Beaufort’s lovely character Dottie McDaniel flies away to her room in the sky

Dorothy “Dottie” Boone McDaniel
Dorothy “Dottie” Boone McDaniel

Beaufort lost one of its full-blown characters with the passing of Dottie McDaniel.

She once said, “I was born to be a person of good cheer.”

She even brought cheer to the gathering at her gravesite Tuesday as the ancient bells tolled at the Parish Church of St. Helena.

She told me once that Hurricane “Gracie blew me into Beaufort, and I lit, and I never have blown back out.”

She was reared on the Lumber River in North Carolina, one of eight children born to a mother with the lovely name of Minnie Magnolia Boone. Her home was stacked with books, magazines and newspapers. She told me it “was a broken down farm with a garden, fruit trees and a lot of romance.”

Dottie fit right in on the big bend of the Beaufort River.

And she stood out, riding on a three-wheeled bicycle, mowing grass in a two-piece swimsuit, swooping into yoga moves on the beach, swimming in the Beaufort River in her 80s, or entertaining in her “Sky Room” — a “garden” with chairs, a fountain, statues, boxwoods and a metal arbor in a parking space outside her condominium that was supposed to be for her car.

When we met four years ago, Dottie had just celebrated her 90th birthday, and cars were on her mind.

“I gave up the automobile in 1984,” she said. “Friends turned to me in utter astonishment in looks and tone.”

She once had a 1969 Chevrolet convertible and a Volkswagen with no floorboards. But she cut her driver’s license into a thousand pieces, saying automobiles are “so over-rated in America in importance. People will pay more for a car than a living place.”

When she first saw Beaufort in 1952, it was the beauty she could never forget. She recalled the avenue of palmetto trees lining U.S. 21 as she came into town, but they’re gone. “So much has changed,” she said. She blamed the “damn automobile.”

She said, “I love to use profanity in reference to cars.”

To which her good friend, the late Chloe Martin Pinckney, said, “She doesn’t mind getting in my damn automobile to get groceries.”

Dottie went to the river in a straw hat so enormous she said the Marine pilots would think there were mushrooms in the water. She swam with Chloe and other good friends “in what we humorously call Chloe’s Creek, the loveliest place to swim that anyone could conceive.”

Ray Stocks recalled that, the first time he met Dottie 45 years ago, she was riding her bicycle to visit friends — with a bottle of vodka in the basket.

Dottie was always planning things and having “readings.”

Sandy Somerall framed her invitation to Dottie’s “Jester’s Party.”

“Wear dancing shoes, tuck your musical instruments under your arm and enter the garden gate while whistling,” it read. “If you never learned this fine art, humming a tune will suffice.
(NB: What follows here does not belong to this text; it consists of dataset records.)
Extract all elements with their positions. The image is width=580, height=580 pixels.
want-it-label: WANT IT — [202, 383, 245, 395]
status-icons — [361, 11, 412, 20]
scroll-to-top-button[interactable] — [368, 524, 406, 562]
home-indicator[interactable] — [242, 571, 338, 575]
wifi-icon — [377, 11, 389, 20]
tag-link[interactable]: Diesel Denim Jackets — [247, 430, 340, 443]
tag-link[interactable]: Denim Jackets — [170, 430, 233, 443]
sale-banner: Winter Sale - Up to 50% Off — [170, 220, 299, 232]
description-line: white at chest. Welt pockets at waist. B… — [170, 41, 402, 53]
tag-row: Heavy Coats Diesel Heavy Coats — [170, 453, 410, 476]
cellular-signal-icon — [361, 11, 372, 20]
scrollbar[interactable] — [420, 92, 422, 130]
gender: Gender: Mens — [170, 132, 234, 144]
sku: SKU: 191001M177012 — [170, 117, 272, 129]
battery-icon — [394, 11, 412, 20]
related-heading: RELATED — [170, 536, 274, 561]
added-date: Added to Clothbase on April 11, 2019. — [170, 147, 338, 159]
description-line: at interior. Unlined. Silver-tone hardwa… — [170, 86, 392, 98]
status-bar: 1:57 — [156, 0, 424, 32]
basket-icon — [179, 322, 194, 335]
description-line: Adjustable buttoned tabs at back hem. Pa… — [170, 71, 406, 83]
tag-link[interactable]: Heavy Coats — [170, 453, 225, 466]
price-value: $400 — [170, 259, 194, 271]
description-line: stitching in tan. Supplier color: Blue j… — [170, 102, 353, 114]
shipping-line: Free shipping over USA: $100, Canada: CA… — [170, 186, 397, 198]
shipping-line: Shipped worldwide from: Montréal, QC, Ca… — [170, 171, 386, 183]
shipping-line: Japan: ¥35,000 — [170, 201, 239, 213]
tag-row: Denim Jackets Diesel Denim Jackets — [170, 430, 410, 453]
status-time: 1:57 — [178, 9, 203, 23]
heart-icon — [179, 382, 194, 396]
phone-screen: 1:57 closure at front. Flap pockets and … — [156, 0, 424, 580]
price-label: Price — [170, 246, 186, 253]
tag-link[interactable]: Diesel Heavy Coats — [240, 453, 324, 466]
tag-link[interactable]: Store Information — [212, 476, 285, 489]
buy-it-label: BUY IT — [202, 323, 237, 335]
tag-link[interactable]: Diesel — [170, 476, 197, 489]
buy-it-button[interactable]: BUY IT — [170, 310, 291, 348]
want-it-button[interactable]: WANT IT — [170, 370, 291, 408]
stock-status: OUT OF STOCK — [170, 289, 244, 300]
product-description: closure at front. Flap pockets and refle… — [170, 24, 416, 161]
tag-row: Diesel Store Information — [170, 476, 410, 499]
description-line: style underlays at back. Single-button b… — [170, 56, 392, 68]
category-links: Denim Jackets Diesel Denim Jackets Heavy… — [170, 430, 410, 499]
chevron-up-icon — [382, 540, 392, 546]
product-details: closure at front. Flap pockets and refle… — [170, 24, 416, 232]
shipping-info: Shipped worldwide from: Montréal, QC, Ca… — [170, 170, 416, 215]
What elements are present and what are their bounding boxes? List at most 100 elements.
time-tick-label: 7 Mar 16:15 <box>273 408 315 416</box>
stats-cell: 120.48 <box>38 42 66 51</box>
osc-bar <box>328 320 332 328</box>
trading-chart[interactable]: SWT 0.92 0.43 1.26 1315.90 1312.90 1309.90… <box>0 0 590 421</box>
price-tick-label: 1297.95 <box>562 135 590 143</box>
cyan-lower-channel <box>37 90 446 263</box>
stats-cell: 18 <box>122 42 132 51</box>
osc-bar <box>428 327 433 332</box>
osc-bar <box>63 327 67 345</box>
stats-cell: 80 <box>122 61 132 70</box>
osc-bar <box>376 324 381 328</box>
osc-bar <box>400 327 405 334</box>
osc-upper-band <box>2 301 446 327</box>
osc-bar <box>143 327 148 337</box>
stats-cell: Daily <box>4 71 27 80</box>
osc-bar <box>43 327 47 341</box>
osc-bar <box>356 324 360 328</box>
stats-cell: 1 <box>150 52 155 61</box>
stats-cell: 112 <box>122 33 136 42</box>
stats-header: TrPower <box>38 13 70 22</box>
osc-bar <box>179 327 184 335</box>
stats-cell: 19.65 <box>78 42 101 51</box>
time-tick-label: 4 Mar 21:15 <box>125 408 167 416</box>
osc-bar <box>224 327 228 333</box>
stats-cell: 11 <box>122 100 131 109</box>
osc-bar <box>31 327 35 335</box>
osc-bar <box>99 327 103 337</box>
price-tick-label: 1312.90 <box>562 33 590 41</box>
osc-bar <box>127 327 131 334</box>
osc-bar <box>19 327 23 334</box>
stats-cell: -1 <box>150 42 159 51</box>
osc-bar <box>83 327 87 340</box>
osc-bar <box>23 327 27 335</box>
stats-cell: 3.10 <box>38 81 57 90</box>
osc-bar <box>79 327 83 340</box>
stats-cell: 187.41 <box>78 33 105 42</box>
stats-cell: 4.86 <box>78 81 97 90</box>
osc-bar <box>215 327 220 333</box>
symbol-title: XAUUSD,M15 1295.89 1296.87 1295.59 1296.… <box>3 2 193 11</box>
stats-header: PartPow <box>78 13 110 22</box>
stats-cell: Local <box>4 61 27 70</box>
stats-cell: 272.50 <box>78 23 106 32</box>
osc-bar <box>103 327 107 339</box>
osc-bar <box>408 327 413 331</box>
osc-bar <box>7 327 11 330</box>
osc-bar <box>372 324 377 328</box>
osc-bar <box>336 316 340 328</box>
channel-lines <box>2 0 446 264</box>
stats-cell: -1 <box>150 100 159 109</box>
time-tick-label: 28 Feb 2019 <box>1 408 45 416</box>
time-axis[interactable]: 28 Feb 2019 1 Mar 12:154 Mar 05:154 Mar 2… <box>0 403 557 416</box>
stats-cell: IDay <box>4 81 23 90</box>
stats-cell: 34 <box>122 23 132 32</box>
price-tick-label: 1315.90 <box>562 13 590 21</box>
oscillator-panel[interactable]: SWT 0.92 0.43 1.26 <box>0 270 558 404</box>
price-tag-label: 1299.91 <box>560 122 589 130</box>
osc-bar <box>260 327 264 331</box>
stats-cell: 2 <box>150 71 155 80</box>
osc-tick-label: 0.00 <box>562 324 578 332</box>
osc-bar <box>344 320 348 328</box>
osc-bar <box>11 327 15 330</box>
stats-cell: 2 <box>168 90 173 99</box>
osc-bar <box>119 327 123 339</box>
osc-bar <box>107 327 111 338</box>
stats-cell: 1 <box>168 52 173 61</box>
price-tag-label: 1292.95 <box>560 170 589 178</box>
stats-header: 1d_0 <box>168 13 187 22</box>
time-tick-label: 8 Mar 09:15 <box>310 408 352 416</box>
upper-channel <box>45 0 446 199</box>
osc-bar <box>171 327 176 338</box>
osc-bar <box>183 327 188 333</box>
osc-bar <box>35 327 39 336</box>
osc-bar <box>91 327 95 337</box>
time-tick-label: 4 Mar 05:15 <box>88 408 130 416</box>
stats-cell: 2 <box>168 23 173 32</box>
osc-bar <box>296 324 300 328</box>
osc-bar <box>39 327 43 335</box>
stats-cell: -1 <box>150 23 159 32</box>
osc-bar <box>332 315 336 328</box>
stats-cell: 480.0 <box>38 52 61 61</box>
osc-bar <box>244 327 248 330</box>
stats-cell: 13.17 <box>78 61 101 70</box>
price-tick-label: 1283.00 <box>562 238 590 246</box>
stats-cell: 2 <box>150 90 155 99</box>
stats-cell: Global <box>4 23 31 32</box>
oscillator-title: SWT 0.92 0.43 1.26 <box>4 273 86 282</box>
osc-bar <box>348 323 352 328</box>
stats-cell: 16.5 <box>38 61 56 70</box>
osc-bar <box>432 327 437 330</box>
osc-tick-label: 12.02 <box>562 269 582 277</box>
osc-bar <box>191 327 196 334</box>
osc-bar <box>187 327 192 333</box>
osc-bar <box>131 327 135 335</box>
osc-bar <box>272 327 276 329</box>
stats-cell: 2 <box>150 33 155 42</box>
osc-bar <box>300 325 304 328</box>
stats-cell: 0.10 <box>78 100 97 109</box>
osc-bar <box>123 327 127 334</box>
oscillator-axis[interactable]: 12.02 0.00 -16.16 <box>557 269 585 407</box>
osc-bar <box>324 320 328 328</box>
Allow yourself to be escorted by a jester to the tree yard, where you’ll hear a trickle from a mock waterfall (courtesy of the city taking out a sidewalk. Jesters believe in recycling).”

Apparently, as city workers apologized for making so much noise taking up a sidewalk, Dottie was overjoyed to see them and asked that the old cement go in a pile in the back yard. She put a water hose on it, and it was a waterfall.

Sandy and Rick Somerall moved into Dottie’s basement apartment 45 years ago, after passing an interview. They said Dottie could appear instantly down secret steps but would always ask, “Are you receiving?”

Sandy said, “I was thinking, ‘What year is this?’ 

On another occasion, they were taking her out to dinner, and Dottie asked, “Shall I go unencumbered?”

That meant, “Am I going to be paying for my dinner?”

Dottie married two men, both named Cecil.

She wrote a lot of letters to the editor. Artist Rebecca Davenport, one of Dottie’s good friends, recalls her standing up at a public meeting about redoing the Henry C. Chambers Waterfront Park. She said in her Southern lilt that it must be a place for everyone, including “the homeless, the regulars and the uppities.”

“Dot was the epitome of what a true Southern lady should be,” Wandre Elkins, who married into Dottie’s family, said at the graveside. “Unique, classy, polished, endowed with Southern charm and grace, but at the same time able to stand up for what she believed in, willing to speak her mind for a cause dear to her heart and who she was.”

Those causes included gardens, beauty and historic preservation.

Sara Tetley said that, when Dottie moved into assisted living at the Helena House, she brought along her arbor, Confederate jasmine and three-tiered fountain from the Sky Room. (Her boxwoods from the Sky Room live on in the fine garden at The Castle on the Point.)

Dottie’s new room had a view, and she filled the space outside her window with lovely things.

She asked Sara Tetley: “Can you imagine having two Sky Rooms in one lifetime?”

On the day Beaufort said goodbye to Dottie McDaniel, the sky was a mix of low, gray clouds and bursts of sunshine.

But, for the record, I could see that dark sky over Beaufort on Tuesday morning from the other side of Port Royal Sound. And in that Sky Room there was this: a beautiful rainbow.